Dispute over a land owner refusing to return the security deposit to a tenant alleging damage caused to the property can be referred to an arbitrator and is not exclusively triable by the small causes court, said Bombay high court in a judgment this month.
HC held arbitration can be invoked as the dispute was over a claim of damages in a security deposit refund and not rent money or any other monthly charge.
HC did not accept the argument that the arbitration clause in a decade-old leave-and-licence agreement was against public policy and hence invalid. HC said a dispute over the licence fee, charges and rent which are periodical payments made for use and occupation legitimately fall within the exclusive jurisdiction of the small causes court, but not one, as in the present case, where refund is withheld for claim of damages.
HC appointed former Judge P V Ganediwala as sole arbitrator in the dispute where the owner of land in Kurla claimed the property was damaged and hence withheld security deposit of Rs 12 lakh and sought damages worth over Rs 14 lakh from a tenant.
In 2012, Bafna Motors Pvt Ltd and Amanulla Khan entered into a leave-and-licence agreement over Khan’s plot of land having a workshop in Kurla.

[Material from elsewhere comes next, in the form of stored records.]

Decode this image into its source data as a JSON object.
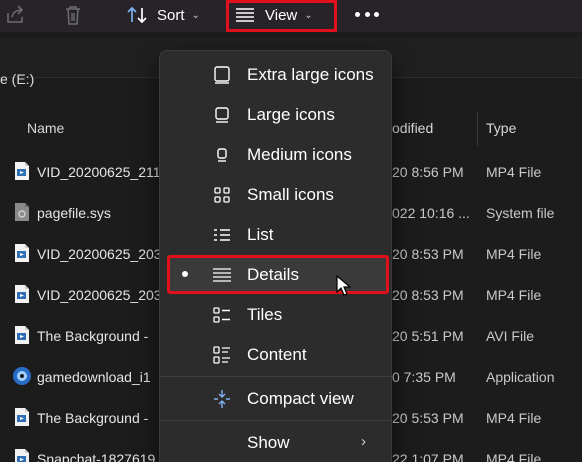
{
  "toolbar": {
    "share_icon": "share-icon",
    "delete_icon": "trash-icon",
    "sort_label": "Sort",
    "view_label": "View",
    "more_icon": "ellipsis-icon",
    "highlight_color": "#e0101c"
  },
  "address": {
    "path_fragment": "e (E:)"
  },
  "columns": {
    "name": "Name",
    "date_fragment": "odified",
    "type": "Type"
  },
  "files": [
    {
      "name": "VID_20200625_211",
      "date": "20 8:56 PM",
      "type": "MP4 File",
      "icon": "video-file-icon"
    },
    {
      "name": "pagefile.sys",
      "date": "022 10:16 ...",
      "type": "System file",
      "icon": "system-file-icon"
    },
    {
      "name": "VID_20200625_203",
      "date": "20 8:53 PM",
      "type": "MP4 File",
      "icon": "video-file-icon"
    },
    {
      "name": "VID_20200625_203",
      "date": "20 8:53 PM",
      "type": "MP4 File",
      "icon": "video-file-icon"
    },
    {
      "name": "The Background -",
      "date": "20 5:51 PM",
      "type": "AVI File",
      "icon": "video-file-icon"
    },
    {
      "name": "gamedownload_i1",
      "date": "0 7:35 PM",
      "type": "Application",
      "icon": "application-icon"
    },
    {
      "name": "The Background -",
      "date": "20 5:53 PM",
      "type": "MP4 File",
      "icon": "video-file-icon"
    },
    {
      "name": "Snapchat-1827619",
      "date": "22 1:07 PM",
      "type": "MP4 File",
      "icon": "video-file-icon"
    }
  ],
  "view_menu": {
    "items": [
      {
        "label": "Extra large icons",
        "icon": "extra-large-icons-icon"
      },
      {
        "label": "Large icons",
        "icon": "large-icons-icon"
      },
      {
        "label": "Medium icons",
        "icon": "medium-icons-icon"
      },
      {
        "label": "Small icons",
        "icon": "small-icons-icon"
      },
      {
        "label": "List",
        "icon": "list-view-icon"
      },
      {
        "label": "Details",
        "icon": "details-view-icon",
        "selected": true
      },
      {
        "label": "Tiles",
        "icon": "tiles-view-icon"
      },
      {
        "label": "Content",
        "icon": "content-view-icon"
      },
      {
        "label": "Compact view",
        "icon": "compact-view-icon"
      },
      {
        "label": "Show",
        "icon": "chevron-right-icon"
      }
    ]
  }
}
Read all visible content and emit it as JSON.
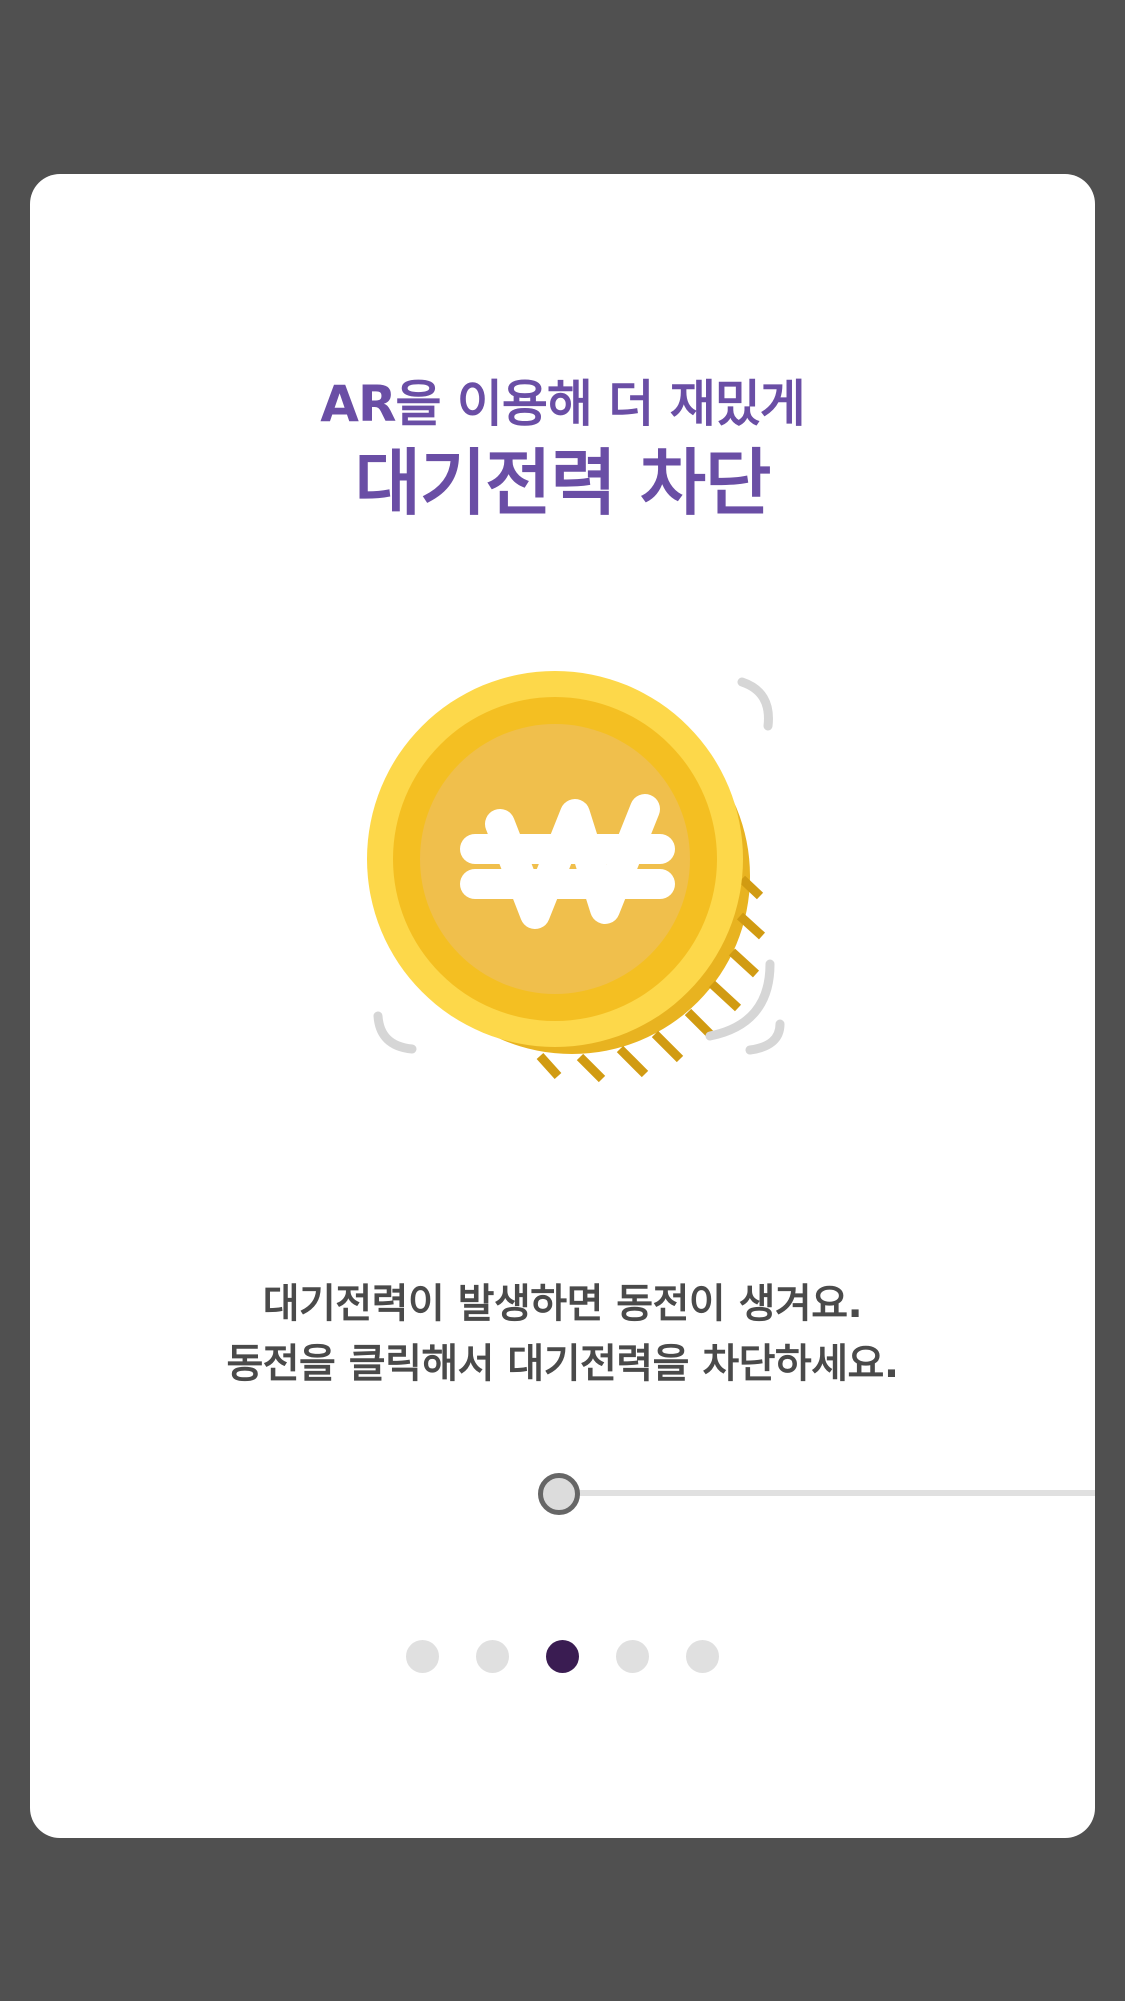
{
  "onboarding": {
    "subtitle": "AR을 이용해 더 재밌게",
    "title": "대기전력 차단",
    "illustration_icon": "won-coin-icon",
    "description_line1": "대기전력이 발생하면 동전이 생겨요.",
    "description_line2": "동전을 클릭해서 대기전력을 차단하세요.",
    "progress": 0,
    "pagination": {
      "total_pages": 5,
      "current_page": 3
    }
  },
  "colors": {
    "background": "#505050",
    "card": "#ffffff",
    "accent_purple": "#6a4ea5",
    "active_dot": "#3a1c52",
    "inactive_dot": "#e0e0e0",
    "coin_gold": "#f5c024"
  }
}
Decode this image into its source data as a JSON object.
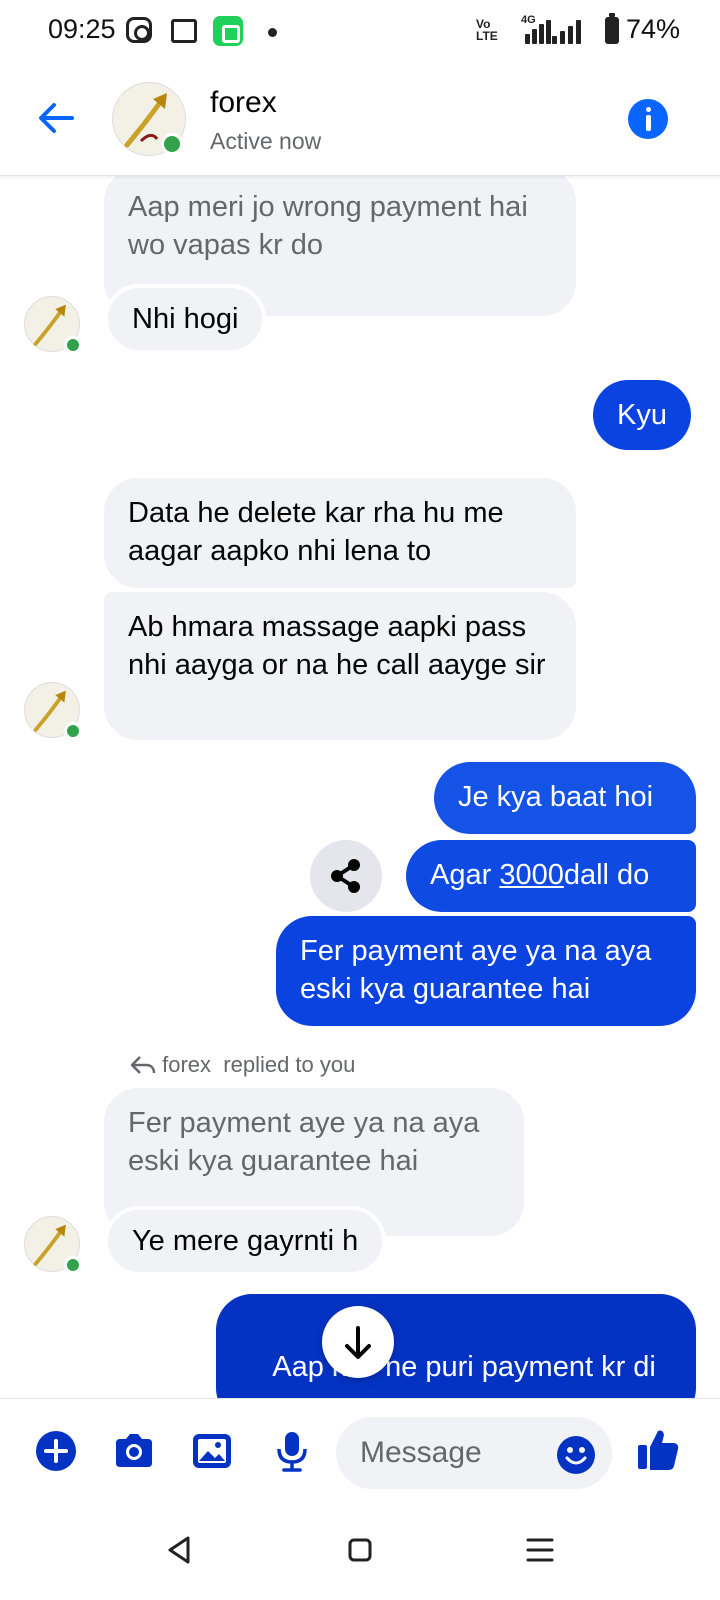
{
  "status_bar": {
    "time": "09:25",
    "volte": "Vo\nLTE",
    "network": "4G",
    "battery": "74%"
  },
  "header": {
    "contact_name": "forex",
    "contact_status": "Active now"
  },
  "messages": {
    "m1": "Aap meri jo wrong payment hai wo vapas kr do",
    "m2": "Nhi hogi",
    "m3": "Kyu",
    "m4": "Data he delete kar rha hu me aagar aapko nhi lena to",
    "m5": "Ab hmara massage aapki pass nhi aayga or na he call aayge sir",
    "m6": "Je kya baat hoi",
    "m7_prefix": "Agar ",
    "m7_link": "3000",
    "m7_suffix": "dall do",
    "m8": "Fer payment aye ya na aya eski kya guarantee hai",
    "reply_sender": "forex",
    "reply_text": "replied to you",
    "m9_quote": "Fer payment aye ya na aya eski kya guarantee hai",
    "m9": "Ye mere gayrnti h",
    "m10": "Aap ki    ne puri payment kr di"
  },
  "composer": {
    "placeholder": "Message"
  },
  "colors": {
    "accent": "#0866ff",
    "outgoing_bubble": "#0a43e0",
    "incoming_bubble": "#f0f2f5",
    "online": "#31a24c"
  }
}
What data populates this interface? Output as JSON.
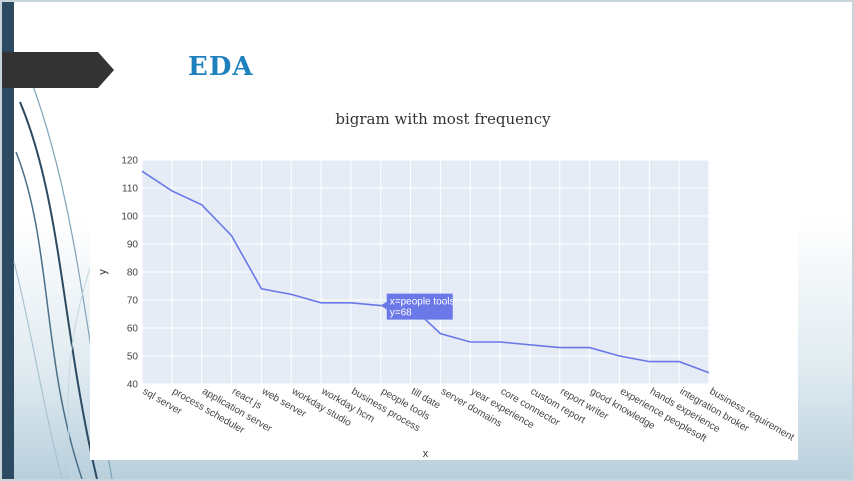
{
  "slide": {
    "title": "EDA"
  },
  "chart_data": {
    "type": "line",
    "title": "bigram with most frequency",
    "xlabel": "x",
    "ylabel": "y",
    "categories": [
      "sql server",
      "process scheduler",
      "application server",
      "react js",
      "web server",
      "workday studio",
      "workday hcm",
      "business process",
      "people tools",
      "till date",
      "server domains",
      "year experience",
      "core connector",
      "custom report",
      "report writer",
      "good knowledge",
      "experience peoplesoft",
      "hands experience",
      "integration broker",
      "business requirement"
    ],
    "values": [
      116,
      109,
      104,
      93,
      74,
      72,
      69,
      69,
      68,
      68,
      58,
      55,
      55,
      54,
      53,
      53,
      50,
      48,
      48,
      44
    ],
    "ylim": [
      40,
      120
    ],
    "yticks": [
      40,
      50,
      60,
      70,
      80,
      90,
      100,
      110,
      120
    ],
    "grid": true,
    "line_color": "#6a78e8",
    "plot_bg": "#e5ecf6",
    "hover": {
      "index": 8,
      "x_text": "x=people tools",
      "y_text": "y=68",
      "color": "#6a78e8"
    }
  }
}
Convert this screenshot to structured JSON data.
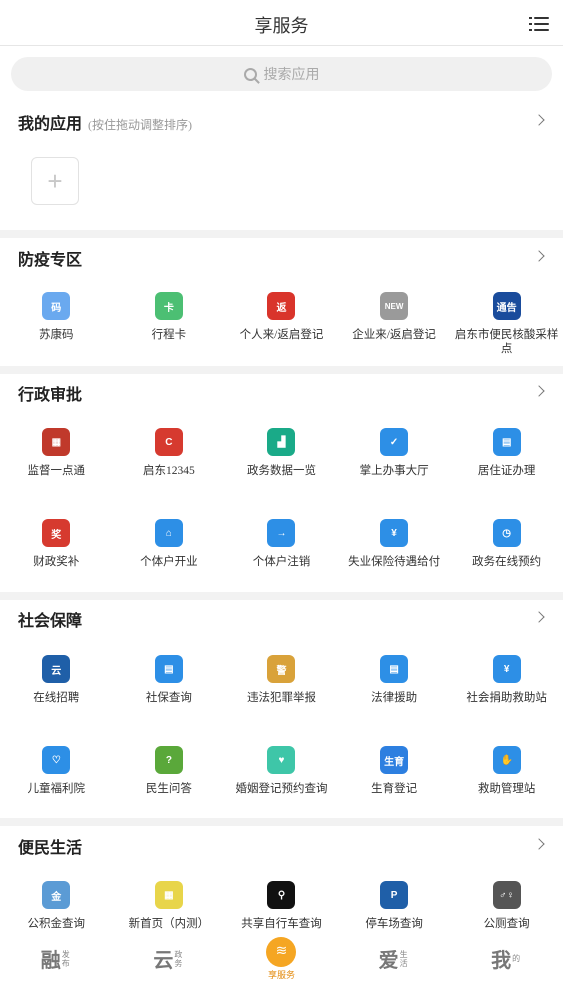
{
  "header": {
    "title": "享服务"
  },
  "search": {
    "placeholder": "搜索应用"
  },
  "my_apps": {
    "title": "我的应用",
    "hint": "(按住拖动调整排序)",
    "add_symbol": "+"
  },
  "sections": [
    {
      "title": "防疫专区",
      "rows": [
        [
          {
            "label": "苏康码",
            "icon": "health-code-icon",
            "color": "#6aa9ef",
            "glyph": "码"
          },
          {
            "label": "行程卡",
            "icon": "trip-card-icon",
            "color": "#4cbf73",
            "glyph": "卡"
          },
          {
            "label": "个人来/返启登记",
            "icon": "return-register-icon",
            "color": "#d9342b",
            "glyph": "返"
          },
          {
            "label": "企业来/返启登记",
            "icon": "enterprise-register-icon",
            "color": "#9a9a9a",
            "glyph": "NEW"
          },
          {
            "label": "启东市便民核酸采样点",
            "icon": "notice-icon",
            "color": "#1a4c9c",
            "glyph": "通告"
          }
        ]
      ]
    },
    {
      "title": "行政审批",
      "rows": [
        [
          {
            "label": "监督一点通",
            "icon": "qr-supervision-icon",
            "color": "#c0392b",
            "glyph": "▦"
          },
          {
            "label": "启东12345",
            "icon": "hotline-icon",
            "color": "#d63a2f",
            "glyph": "C"
          },
          {
            "label": "政务数据一览",
            "icon": "data-chart-icon",
            "color": "#1aaa88",
            "glyph": "▟"
          },
          {
            "label": "掌上办事大厅",
            "icon": "monitor-check-icon",
            "color": "#2d8fe6",
            "glyph": "✓"
          },
          {
            "label": "居住证办理",
            "icon": "id-card-icon",
            "color": "#2d8fe6",
            "glyph": "▤"
          }
        ],
        [
          {
            "label": "财政奖补",
            "icon": "finance-award-icon",
            "color": "#d63a2f",
            "glyph": "奖"
          },
          {
            "label": "个体户开业",
            "icon": "shop-open-icon",
            "color": "#2d8fe6",
            "glyph": "⌂"
          },
          {
            "label": "个体户注销",
            "icon": "logout-icon",
            "color": "#2d8fe6",
            "glyph": "→"
          },
          {
            "label": "失业保险待遇给付",
            "icon": "insurance-icon",
            "color": "#2d8fe6",
            "glyph": "¥"
          },
          {
            "label": "政务在线预约",
            "icon": "calendar-icon",
            "color": "#2d8fe6",
            "glyph": "◷"
          }
        ]
      ]
    },
    {
      "title": "社会保障",
      "rows": [
        [
          {
            "label": "在线招聘",
            "icon": "recruit-icon",
            "color": "#1f5fa8",
            "glyph": "云"
          },
          {
            "label": "社保查询",
            "icon": "social-security-icon",
            "color": "#2d8fe6",
            "glyph": "▤"
          },
          {
            "label": "违法犯罪举报",
            "icon": "police-report-icon",
            "color": "#d9a23a",
            "glyph": "警"
          },
          {
            "label": "法律援助",
            "icon": "legal-aid-icon",
            "color": "#2d8fe6",
            "glyph": "▤"
          },
          {
            "label": "社会捐助救助站",
            "icon": "donation-icon",
            "color": "#2d8fe6",
            "glyph": "¥"
          }
        ],
        [
          {
            "label": "儿童福利院",
            "icon": "child-welfare-icon",
            "color": "#2d8fe6",
            "glyph": "♡"
          },
          {
            "label": "民生问答",
            "icon": "qa-icon",
            "color": "#5aa83a",
            "glyph": "?"
          },
          {
            "label": "婚姻登记预约查询",
            "icon": "marriage-icon",
            "color": "#3ec6a8",
            "glyph": "♥"
          },
          {
            "label": "生育登记",
            "icon": "birth-register-icon",
            "color": "#2d7fe0",
            "glyph": "生育"
          },
          {
            "label": "救助管理站",
            "icon": "handshake-icon",
            "color": "#2d8fe6",
            "glyph": "✋"
          }
        ]
      ]
    },
    {
      "title": "便民生活",
      "rows": [
        [
          {
            "label": "公积金查询",
            "icon": "housing-fund-icon",
            "color": "#5b9bd5",
            "glyph": "金"
          },
          {
            "label": "新首页（内测）",
            "icon": "new-home-icon",
            "color": "#e8d54a",
            "glyph": "▦"
          },
          {
            "label": "共享自行车查询",
            "icon": "bike-icon",
            "color": "#111111",
            "glyph": "⚲"
          },
          {
            "label": "停车场查询",
            "icon": "parking-icon",
            "color": "#1f5fa8",
            "glyph": "P"
          },
          {
            "label": "公厕查询",
            "icon": "toilet-icon",
            "color": "#555555",
            "glyph": "♂♀"
          }
        ]
      ]
    }
  ],
  "tabbar": [
    {
      "big": "融",
      "small": "发布",
      "name": "tab-rong"
    },
    {
      "big": "云",
      "small": "政务",
      "name": "tab-yun"
    },
    {
      "label": "享服务",
      "name": "tab-xiang",
      "active": true
    },
    {
      "big": "爱",
      "small": "生活",
      "name": "tab-ai"
    },
    {
      "big": "我",
      "small": "的",
      "name": "tab-wo"
    }
  ]
}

It was for five years till June 30, 2017, with a lock-in period for two years, after which either side could revoke or terminate it with a three-month notice.
Justice N J Jamadar held a claim by the plot owner professing to withhold the security deposit amount on the ground that the tenant was liable to pay for damage caused on his property, does not fall within the exclusive jurisdiction of the court of small causes, and is amenable to arbitration.
In May 2017, Bafna gave notice and sought a refund of security deposit. Khan said visual inspection of premises showed damage to tools and furniture and claimed Rs 14.5 lakh towards such damages.
Bafna invoked an arbitration clause and approached HC in May 2019 and though advocates K L Vyas and Karan Vyas sought appointment of an arbitrator.
But advocate Mangesh Patel for Khan opposed it, saying the dispute arising out of a leave-and-licence agreement was exclusively within the jurisdiction of the small causes court under Section 41 of the Presidency Small Cause Courts Act, 1882. He said the arbitration clause in the leave-and-licence agreement was invalid as it was “against the public policy”.